Cheia de valentia pela metade dos votos conseguidos nas urnas, a oposição está
disposta a não dar sossego, mas bem menos furibunda que num primeiro instante
que se seguiu às eleições. Nicolás Maduro terá, muito mais cedo que tarde, de
adotar medidas impopulares, com todo o risco que isso significa em tempos de
turbulência.
Passada a tensão dos primeiros momentos, os militares parecem ter encontrado a
acomodação necessária para dar a Maduro o apoio necessário, sem se exceder.
Diosdado Cabello, presidente da Assembléia Nacional, militar influente, deixou
claro que não se deve mexer em onça com vara curta: “Ele era o muro de
contenção dessas idéias loucas que temos de vez em quanto”, vociferou em reação
a Chávez quando a oposição estava no auge de seu frívolo e arriscado
assanhamento. Surtiu efeito. E, ao mesmo tempo, sossegou a ala mais radical do
chavismo, incomodada com a aparente falta de rumo de Maduro, sua falta de
liderança e com a facilidade com que a oposição atuava nas ruas.
O rio que ameaçava transbordar parece ter voltado ao seu leito. E é no meio
dessa tensa calma – a calma que costuma anteceder os temporais – que o país se
prepara para o longo dia-a-dia que tem pela frente. E o que tem pela frente é
complicado.
O risco de que a inflação escape do controle é evidente, e é muito alto.
Fala-se em risco de recessão. Há problemas de abastecimento de alimentos e de
vários outros produtos, que vão se reposição de peças para automóveis a eletrodomésticos.
O país importa 70% dos alimentos que consome. Há uma crise indisfarçável no
setor de energia elétrica. Apesar das exportações de petróleo, há falta de
dólares, e a iniciativa privada se ressente disso. Além do mais, sob a cômoda
desculpa de falta de segurança jurídica, os investimentos mínguam cada vez
mais. É muito mais lucrativo especular do que investir e esperar pelos
resultados, que costumam demorar.
Nesse maremoto da economia Nicolás Maduro terá de agir de maneira rápida e
contundente. E depende, basicamente, do apoio das Forças Armadas e de sua
capacidade de evitar manifestações populares multitudinárias.

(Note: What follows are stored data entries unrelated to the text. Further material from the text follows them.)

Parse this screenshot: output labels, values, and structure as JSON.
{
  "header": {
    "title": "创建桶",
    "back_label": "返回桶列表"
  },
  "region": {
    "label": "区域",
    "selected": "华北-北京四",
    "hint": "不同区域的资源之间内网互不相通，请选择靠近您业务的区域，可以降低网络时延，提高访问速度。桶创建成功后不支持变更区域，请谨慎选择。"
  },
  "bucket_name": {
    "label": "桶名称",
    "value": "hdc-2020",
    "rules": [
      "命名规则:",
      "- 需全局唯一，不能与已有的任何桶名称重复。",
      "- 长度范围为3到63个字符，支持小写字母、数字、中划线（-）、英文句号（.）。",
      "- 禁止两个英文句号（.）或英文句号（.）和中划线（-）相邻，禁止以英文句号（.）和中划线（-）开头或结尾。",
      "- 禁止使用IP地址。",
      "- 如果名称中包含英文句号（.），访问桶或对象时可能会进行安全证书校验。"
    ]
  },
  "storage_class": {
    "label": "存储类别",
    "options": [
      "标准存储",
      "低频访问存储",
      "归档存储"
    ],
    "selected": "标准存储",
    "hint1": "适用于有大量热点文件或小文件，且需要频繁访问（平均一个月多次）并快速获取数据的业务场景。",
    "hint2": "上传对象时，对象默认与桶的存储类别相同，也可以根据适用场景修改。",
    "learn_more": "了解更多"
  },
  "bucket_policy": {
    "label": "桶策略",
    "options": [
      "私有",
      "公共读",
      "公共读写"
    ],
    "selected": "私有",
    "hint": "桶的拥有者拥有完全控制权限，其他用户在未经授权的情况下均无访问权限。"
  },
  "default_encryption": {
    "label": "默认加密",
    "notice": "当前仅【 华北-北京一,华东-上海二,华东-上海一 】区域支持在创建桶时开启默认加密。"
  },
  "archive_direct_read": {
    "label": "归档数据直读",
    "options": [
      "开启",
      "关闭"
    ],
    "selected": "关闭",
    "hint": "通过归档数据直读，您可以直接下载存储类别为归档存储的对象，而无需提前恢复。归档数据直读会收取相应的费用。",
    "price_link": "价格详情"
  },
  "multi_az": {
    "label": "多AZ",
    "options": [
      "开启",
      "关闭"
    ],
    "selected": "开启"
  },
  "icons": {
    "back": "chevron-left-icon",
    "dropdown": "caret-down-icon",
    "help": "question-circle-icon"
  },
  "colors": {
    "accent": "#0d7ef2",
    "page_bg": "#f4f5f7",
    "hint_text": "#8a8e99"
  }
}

Já desde os tempos de Hugo Chávez as Forças Armadas funcionavam como uma
espécie de árbitro no equilíbrio de forças que disputavam espaço e poder no
bolivarianismo. Acontece que Chávez estava vivo e, além disso, era militar –
para não mencionar seu formidável apoio popular.
Na Venezuela herdada por Maduro, as Forças Armadas controlam, além, é claro, de
todo o esquema de inteligência e segurança, as missões sociais, esteio de parte
importantíssima do apoio popular, várias instituições estatais, parte central
do sistema de abastecimento, e têm influência determinante em empresas
estatais. Como se tudo isso fosse pouco, são militares os governadores de doze
dos 23 estados venezuelanos, da mesma forma que são militares destacados
dirigentes do próprio Partido Socialista Unido da Venezuela, o PSUV.

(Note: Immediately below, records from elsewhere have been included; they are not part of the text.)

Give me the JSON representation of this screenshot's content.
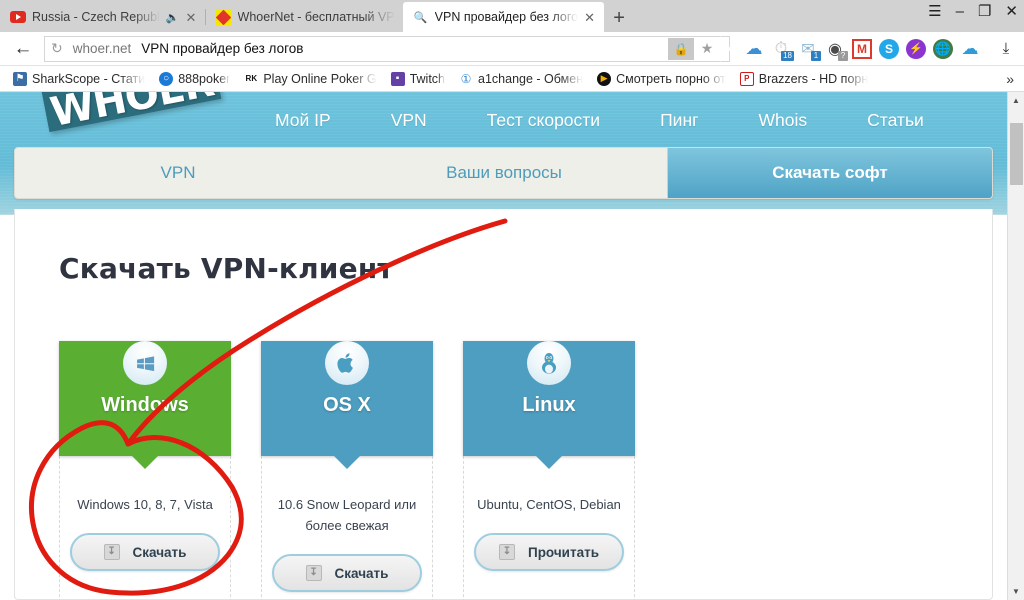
{
  "browser": {
    "tabs": [
      {
        "title": "Russia - Czech Republ",
        "favicon": "youtube-icon",
        "audio": true,
        "active": false
      },
      {
        "title": "WhoerNet - бесплатный VP",
        "favicon": "whoer-icon",
        "audio": false,
        "active": false
      },
      {
        "title": "VPN провайдер без лого",
        "favicon": "search-icon",
        "audio": false,
        "active": true
      }
    ],
    "new_tab_label": "+",
    "window_controls": {
      "menu": "☰",
      "minimize": "–",
      "restore": "❐",
      "close": "✕"
    },
    "toolbar": {
      "back_icon": "←",
      "reload_icon": "↻",
      "url_host": "whoer.net",
      "url_title": "VPN провайдер без логов",
      "lock_icon": "🔒",
      "star_icon": "★",
      "download_icon": "⤓",
      "extensions": [
        {
          "name": "cloud-extension-icon",
          "glyph": "",
          "badge": null,
          "color": "#3a8fd6"
        },
        {
          "name": "clock-extension-icon",
          "glyph": "",
          "badge": "18",
          "color": "#bcbcbc"
        },
        {
          "name": "mail-extension-icon",
          "glyph": "",
          "badge": "1",
          "color": "#8fb8cf"
        },
        {
          "name": "target-extension-icon",
          "glyph": "",
          "badge": "?",
          "color": "#4c4c4c"
        },
        {
          "name": "gmail-extension-icon",
          "glyph": "M",
          "badge": null,
          "color": "#db3a2c"
        },
        {
          "name": "skype-extension-icon",
          "glyph": "S",
          "badge": null,
          "color": "#22a8e8"
        },
        {
          "name": "flash-extension-icon",
          "glyph": "⚡",
          "badge": null,
          "color": "#8b35d1"
        },
        {
          "name": "globe-extension-icon",
          "glyph": "⊕",
          "badge": null,
          "color": "#3f7a47"
        },
        {
          "name": "upload-cloud-extension-icon",
          "glyph": "⇑",
          "badge": null,
          "color": "#2f9bd8"
        }
      ]
    },
    "bookmarks": {
      "items": [
        {
          "label": "SharkScope - Стати",
          "icon_color": "#3a6ea5",
          "glyph": "◉"
        },
        {
          "label": "888poker",
          "icon_color": "#1a7ad6",
          "glyph": "●"
        },
        {
          "label": "Play Online Poker G",
          "icon_color": "#ffffff",
          "glyph": "RK"
        },
        {
          "label": "Twitch",
          "icon_color": "#6441a5",
          "glyph": "⬛"
        },
        {
          "label": "a1change - Обмен",
          "icon_color": "#2f86d0",
          "glyph": "①"
        },
        {
          "label": "Смотреть порно от",
          "icon_color": "#f0b000",
          "glyph": "▶"
        },
        {
          "label": "Brazzers - HD порн",
          "icon_color": "#d01a1a",
          "glyph": "P"
        }
      ],
      "overflow_label": "»"
    }
  },
  "site": {
    "logo_text": "WHOER",
    "nav": [
      {
        "label": "Мой IP"
      },
      {
        "label": "VPN"
      },
      {
        "label": "Тест скорости"
      },
      {
        "label": "Пинг"
      },
      {
        "label": "Whois"
      },
      {
        "label": "Статьи"
      }
    ],
    "tabs": [
      {
        "label": "VPN",
        "active": false
      },
      {
        "label": "Ваши вопросы",
        "active": false
      },
      {
        "label": "Скачать софт",
        "active": true
      }
    ],
    "page_title": "Скачать VPN-клиент",
    "cards": [
      {
        "os": "Windows",
        "icon": "windows-logo-icon",
        "icon_glyph": "⊞",
        "color": "#5aaf33",
        "description": "Windows 10, 8, 7, Vista",
        "button_label": "Скачать",
        "button_icon": "download-icon"
      },
      {
        "os": "OS X",
        "icon": "apple-logo-icon",
        "icon_glyph": "ἴe",
        "color": "#4d9ec0",
        "description": "10.6 Snow Leopard или более свежая",
        "button_label": "Скачать",
        "button_icon": "download-icon"
      },
      {
        "os": "Linux",
        "icon": "linux-penguin-icon",
        "icon_glyph": "🐧",
        "color": "#4d9ec0",
        "description": "Ubuntu, CentOS, Debian",
        "button_label": "Прочитать",
        "button_icon": "download-icon"
      }
    ],
    "colors": {
      "header_blue": "#63bdd8",
      "accent_blue": "#4d9ec0",
      "windows_green": "#5aaf33",
      "annotation_red": "#e01b10"
    }
  },
  "scrollbar": {
    "up_arrow": "▲",
    "down_arrow": "▼"
  }
}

Até agora, e principalmente a partir do fracassado golpe de 2002, as Forças
Armadas têm atuado de maneira coesa e rigorosa em defesa da revolução
bolivariana. Para que o processo iniciado por Chávez seja levado adiante, é
essencial que continuem assim. Se ganharem força própria os movimentos, dentro
do próprio chavismo, que criticam o novo presidente pela sua falta de
liderança, o caldo pode entornar de maneira extremamente perigosa.

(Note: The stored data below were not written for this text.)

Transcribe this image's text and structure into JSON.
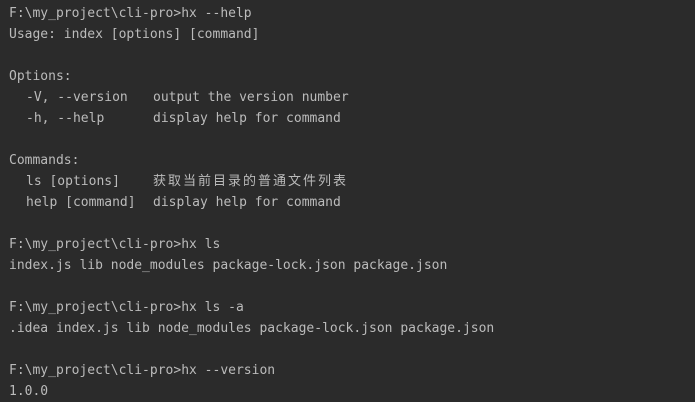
{
  "terminal": {
    "blocks": [
      {
        "prompt": "F:\\my_project\\cli-pro>",
        "command": "hx --help"
      }
    ],
    "help": {
      "usage": "Usage: index [options] [command]",
      "options_heading": "Options:",
      "options": [
        {
          "name": "-V, --version",
          "desc": "output the version number"
        },
        {
          "name": "-h, --help",
          "desc": "display help for command"
        }
      ],
      "commands_heading": "Commands:",
      "commands": [
        {
          "name": "ls [options]",
          "desc": "获取当前目录的普通文件列表"
        },
        {
          "name": "help [command]",
          "desc": "display help for command"
        }
      ]
    },
    "run2": {
      "prompt": "F:\\my_project\\cli-pro>",
      "command": "hx ls",
      "output": "index.js lib node_modules package-lock.json package.json"
    },
    "run3": {
      "prompt": "F:\\my_project\\cli-pro>",
      "command": "hx ls -a",
      "output": ".idea index.js lib node_modules package-lock.json package.json"
    },
    "run4": {
      "prompt": "F:\\my_project\\cli-pro>",
      "command": "hx --version",
      "output": "1.0.0"
    }
  },
  "colors": {
    "background": "#2b2b2b",
    "text": "#bbbbbb"
  }
}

De momento, tudo parece bem encaminhado. O cerco e a pressão do exterior foram
sensivelmente suavizados pelo apoio contundente da Unasul. Claro que Washington
continuará fustigando, claro que a Espanha continuará seguindo seus passos. Mas
os problemas estão mesmo concentrados é dentro da Venezuela.
Dentro de um país dividido, tendo de conviver com um vazio sem precedentes na
história contemporânea dos venezuelanos: o vazio deixado pelo comandante de um
processo peculiar, complexo, que devolveu dignidade aos marginalizados de
sempre, que mudou a cara não apenas da Venezuela, mas também do seu povo.